The Kenyon Internship Challenge, developed by the CDO and College Relations, the College’s division for development and alumni engagement, will run throughout 2016 in eight cities with large numbers of Kenyon alumni: New York, Chicago, Los Angeles, Boston, Washington, D.C., San Francisco, Cleveland and Columbus, Ohio. Participating alumni will compete for their cities to try to provide the largest number of Kenyon students with opportunities ranging from job shadowing to full-time employment. Students can follow the challenge by liking the cities’ Alumni Association Facebook pages. The champion city will receive a graphic of the Kenyon Cup, a logo designed by a studio art student that the winner will display online for a year.
The CDO’s initiatives support the Kenyon 2020 strategic plan developed under the leadership of President Sean Decatur. “I’m following his lead and doing what I can do support that plan, which is bringing in more alumni, collaborating more with faculty, more with College Relations, more with other departments on campus to make sure we’re doing our part,” Layson said.

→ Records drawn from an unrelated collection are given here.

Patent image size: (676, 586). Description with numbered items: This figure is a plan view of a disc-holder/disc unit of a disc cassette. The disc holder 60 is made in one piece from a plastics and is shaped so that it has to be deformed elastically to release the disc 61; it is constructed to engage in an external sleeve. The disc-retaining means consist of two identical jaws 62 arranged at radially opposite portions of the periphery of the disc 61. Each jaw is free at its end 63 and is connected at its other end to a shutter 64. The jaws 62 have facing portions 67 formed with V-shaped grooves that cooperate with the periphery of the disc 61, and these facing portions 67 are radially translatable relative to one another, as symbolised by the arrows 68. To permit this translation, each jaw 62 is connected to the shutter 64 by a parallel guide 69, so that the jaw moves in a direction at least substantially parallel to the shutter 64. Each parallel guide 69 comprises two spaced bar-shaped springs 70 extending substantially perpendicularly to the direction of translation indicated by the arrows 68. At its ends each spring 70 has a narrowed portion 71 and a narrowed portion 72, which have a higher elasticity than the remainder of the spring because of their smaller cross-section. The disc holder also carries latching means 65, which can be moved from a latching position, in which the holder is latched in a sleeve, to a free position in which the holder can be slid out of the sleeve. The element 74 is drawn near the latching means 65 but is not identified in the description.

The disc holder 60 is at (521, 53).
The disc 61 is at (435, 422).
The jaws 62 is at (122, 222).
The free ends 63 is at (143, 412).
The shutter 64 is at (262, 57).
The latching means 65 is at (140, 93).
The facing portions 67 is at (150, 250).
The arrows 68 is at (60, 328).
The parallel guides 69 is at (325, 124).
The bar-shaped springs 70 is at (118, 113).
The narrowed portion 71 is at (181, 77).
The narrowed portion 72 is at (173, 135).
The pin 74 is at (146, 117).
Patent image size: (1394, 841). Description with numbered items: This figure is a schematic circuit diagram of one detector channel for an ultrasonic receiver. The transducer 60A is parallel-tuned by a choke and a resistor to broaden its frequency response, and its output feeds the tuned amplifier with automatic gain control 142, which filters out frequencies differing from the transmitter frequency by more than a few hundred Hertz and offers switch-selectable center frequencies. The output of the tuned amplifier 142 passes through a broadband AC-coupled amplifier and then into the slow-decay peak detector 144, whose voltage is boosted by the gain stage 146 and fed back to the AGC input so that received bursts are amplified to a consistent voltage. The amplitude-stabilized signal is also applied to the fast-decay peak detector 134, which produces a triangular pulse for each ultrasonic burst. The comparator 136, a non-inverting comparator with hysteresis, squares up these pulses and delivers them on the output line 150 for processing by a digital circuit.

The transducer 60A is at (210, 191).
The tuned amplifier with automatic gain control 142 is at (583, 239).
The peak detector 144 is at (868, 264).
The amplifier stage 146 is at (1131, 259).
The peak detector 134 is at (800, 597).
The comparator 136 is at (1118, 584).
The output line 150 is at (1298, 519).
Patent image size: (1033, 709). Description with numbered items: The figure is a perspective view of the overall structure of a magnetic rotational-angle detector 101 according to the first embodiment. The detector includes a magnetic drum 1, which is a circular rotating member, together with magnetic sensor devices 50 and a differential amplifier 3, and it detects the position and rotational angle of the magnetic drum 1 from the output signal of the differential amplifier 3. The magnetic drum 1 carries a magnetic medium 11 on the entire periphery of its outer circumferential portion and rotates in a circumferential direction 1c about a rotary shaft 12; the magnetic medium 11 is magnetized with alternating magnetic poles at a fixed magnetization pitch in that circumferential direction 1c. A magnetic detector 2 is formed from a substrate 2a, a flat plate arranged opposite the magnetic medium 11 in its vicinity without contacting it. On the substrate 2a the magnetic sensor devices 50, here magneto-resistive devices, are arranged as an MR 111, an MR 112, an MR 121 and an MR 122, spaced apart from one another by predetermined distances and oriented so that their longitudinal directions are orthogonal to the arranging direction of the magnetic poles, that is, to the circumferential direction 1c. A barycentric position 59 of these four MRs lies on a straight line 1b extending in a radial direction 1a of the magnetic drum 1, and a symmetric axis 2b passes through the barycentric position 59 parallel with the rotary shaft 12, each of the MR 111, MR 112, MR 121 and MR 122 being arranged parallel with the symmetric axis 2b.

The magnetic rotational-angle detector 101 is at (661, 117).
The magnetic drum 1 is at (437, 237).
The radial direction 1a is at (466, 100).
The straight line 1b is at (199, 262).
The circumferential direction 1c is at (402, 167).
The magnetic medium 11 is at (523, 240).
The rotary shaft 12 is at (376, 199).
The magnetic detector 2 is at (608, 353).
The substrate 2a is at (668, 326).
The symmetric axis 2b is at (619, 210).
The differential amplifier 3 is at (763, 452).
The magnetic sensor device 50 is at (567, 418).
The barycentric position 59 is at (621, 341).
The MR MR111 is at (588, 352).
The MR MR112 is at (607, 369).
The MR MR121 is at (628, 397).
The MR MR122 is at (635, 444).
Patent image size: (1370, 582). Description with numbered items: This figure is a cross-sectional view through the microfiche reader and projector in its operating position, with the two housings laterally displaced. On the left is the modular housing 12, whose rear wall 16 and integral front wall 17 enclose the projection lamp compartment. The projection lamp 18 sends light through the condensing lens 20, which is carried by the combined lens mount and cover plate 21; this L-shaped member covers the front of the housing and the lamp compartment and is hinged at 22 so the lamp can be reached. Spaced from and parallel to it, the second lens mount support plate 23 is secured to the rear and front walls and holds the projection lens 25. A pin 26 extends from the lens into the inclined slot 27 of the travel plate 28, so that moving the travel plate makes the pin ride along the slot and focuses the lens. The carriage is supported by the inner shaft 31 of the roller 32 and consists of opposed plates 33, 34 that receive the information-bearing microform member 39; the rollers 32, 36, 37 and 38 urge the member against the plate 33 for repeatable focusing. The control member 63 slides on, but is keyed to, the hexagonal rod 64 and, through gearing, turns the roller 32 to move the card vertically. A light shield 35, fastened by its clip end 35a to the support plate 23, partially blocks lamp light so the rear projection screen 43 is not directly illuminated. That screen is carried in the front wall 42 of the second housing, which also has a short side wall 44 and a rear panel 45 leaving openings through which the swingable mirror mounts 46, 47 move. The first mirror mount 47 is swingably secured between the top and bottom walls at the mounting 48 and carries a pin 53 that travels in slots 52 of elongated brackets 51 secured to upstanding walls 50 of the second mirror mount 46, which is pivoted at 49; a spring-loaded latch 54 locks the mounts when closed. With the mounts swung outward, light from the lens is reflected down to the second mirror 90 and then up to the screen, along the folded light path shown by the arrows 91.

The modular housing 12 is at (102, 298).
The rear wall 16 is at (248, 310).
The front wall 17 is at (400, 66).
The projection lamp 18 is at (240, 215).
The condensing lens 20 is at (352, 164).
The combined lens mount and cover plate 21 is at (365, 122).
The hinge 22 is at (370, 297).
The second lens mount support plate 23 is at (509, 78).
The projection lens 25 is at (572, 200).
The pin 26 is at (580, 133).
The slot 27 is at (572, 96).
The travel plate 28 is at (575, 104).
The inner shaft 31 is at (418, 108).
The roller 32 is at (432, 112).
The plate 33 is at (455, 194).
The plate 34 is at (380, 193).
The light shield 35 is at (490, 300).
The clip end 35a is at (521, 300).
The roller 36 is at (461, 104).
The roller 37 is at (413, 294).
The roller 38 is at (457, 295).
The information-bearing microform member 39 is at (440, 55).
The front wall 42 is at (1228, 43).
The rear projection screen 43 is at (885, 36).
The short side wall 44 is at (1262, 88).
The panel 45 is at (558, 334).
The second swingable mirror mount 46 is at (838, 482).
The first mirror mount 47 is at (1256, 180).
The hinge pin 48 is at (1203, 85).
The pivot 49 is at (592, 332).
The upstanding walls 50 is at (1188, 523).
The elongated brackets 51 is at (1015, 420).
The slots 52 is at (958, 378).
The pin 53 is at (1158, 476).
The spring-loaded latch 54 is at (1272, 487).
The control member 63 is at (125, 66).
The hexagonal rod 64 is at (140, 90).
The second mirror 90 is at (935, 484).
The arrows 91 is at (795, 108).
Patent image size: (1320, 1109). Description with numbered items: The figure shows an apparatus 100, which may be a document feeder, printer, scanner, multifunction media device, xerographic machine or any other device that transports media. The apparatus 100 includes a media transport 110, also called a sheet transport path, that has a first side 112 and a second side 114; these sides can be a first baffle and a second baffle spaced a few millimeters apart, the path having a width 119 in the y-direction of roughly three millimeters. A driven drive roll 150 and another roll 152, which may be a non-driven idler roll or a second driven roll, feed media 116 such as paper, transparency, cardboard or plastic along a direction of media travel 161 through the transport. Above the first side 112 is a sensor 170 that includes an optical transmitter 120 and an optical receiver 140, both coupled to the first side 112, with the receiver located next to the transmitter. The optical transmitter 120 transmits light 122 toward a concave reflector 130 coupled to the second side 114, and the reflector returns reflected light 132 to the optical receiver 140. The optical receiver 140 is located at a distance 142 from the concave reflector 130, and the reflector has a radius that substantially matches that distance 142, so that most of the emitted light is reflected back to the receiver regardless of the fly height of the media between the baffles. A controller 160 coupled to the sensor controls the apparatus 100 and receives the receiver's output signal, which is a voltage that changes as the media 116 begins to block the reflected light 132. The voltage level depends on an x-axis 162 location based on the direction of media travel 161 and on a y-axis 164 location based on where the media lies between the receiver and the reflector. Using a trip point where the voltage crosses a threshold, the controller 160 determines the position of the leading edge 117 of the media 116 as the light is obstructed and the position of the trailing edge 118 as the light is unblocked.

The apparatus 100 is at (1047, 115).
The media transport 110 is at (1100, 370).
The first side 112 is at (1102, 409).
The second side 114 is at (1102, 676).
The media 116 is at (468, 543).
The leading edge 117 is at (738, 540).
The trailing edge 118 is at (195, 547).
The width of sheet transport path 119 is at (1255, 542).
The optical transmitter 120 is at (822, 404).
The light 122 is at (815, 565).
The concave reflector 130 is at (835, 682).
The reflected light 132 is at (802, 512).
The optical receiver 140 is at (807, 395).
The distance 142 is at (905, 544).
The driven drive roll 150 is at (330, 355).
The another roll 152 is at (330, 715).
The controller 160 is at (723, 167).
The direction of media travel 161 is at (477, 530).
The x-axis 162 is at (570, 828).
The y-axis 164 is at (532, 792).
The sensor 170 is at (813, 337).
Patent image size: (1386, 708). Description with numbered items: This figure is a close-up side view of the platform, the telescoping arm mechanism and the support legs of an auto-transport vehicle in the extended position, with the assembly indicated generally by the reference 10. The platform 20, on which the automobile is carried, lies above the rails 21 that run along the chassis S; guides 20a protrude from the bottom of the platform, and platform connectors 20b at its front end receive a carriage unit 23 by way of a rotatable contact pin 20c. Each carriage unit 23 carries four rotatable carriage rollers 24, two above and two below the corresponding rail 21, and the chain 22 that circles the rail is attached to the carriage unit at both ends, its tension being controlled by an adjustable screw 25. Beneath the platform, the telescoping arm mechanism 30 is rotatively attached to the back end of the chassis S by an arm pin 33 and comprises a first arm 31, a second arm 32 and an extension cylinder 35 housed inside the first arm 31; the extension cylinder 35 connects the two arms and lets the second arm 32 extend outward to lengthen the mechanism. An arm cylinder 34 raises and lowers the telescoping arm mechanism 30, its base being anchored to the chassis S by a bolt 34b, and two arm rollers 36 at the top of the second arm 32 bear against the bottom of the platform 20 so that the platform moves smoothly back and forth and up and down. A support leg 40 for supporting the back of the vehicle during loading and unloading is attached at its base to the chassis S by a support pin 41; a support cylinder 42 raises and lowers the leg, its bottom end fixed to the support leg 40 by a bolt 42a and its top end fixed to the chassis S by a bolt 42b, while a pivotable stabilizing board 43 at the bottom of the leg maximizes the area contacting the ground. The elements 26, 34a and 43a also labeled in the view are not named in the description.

At one of the panels recently hosted by the CDO and College Relations, students heard from three graduates with jobs in finance. One thing the alumni had in common was that none were economics majors: two studied English, and one earned a degree in international studies.
“There’s no one direct way into finance,” said Todd Giardinelli ’94, a managing director at Morgan Stanley in New York City, at the session Sept. 10. “There’s not a right way or a wrong way. … You should be very open-minded about opportunities.”
The panelists illustrated the utility of a liberal arts education, which Layson said is the goal. College leaders are working to show that any major, from economics to studio art, opens a plethora of opportunities.
Layson would like students to share ideas with him for additional panels. He has found attendance is better when students or student organizations bring in speakers. “A lot of it is being ready and able to work with the groups,” he said.
His goal is for increased collaboration with alumni and College Relations to become a habit. “We’re not collaborating for the sake of collaboration,” he said. “We’re collaborating for the sake of integration. We’re working together to come to a point where it’s no longer a deliberate thought. It’s more of a natural act where we simply work together.”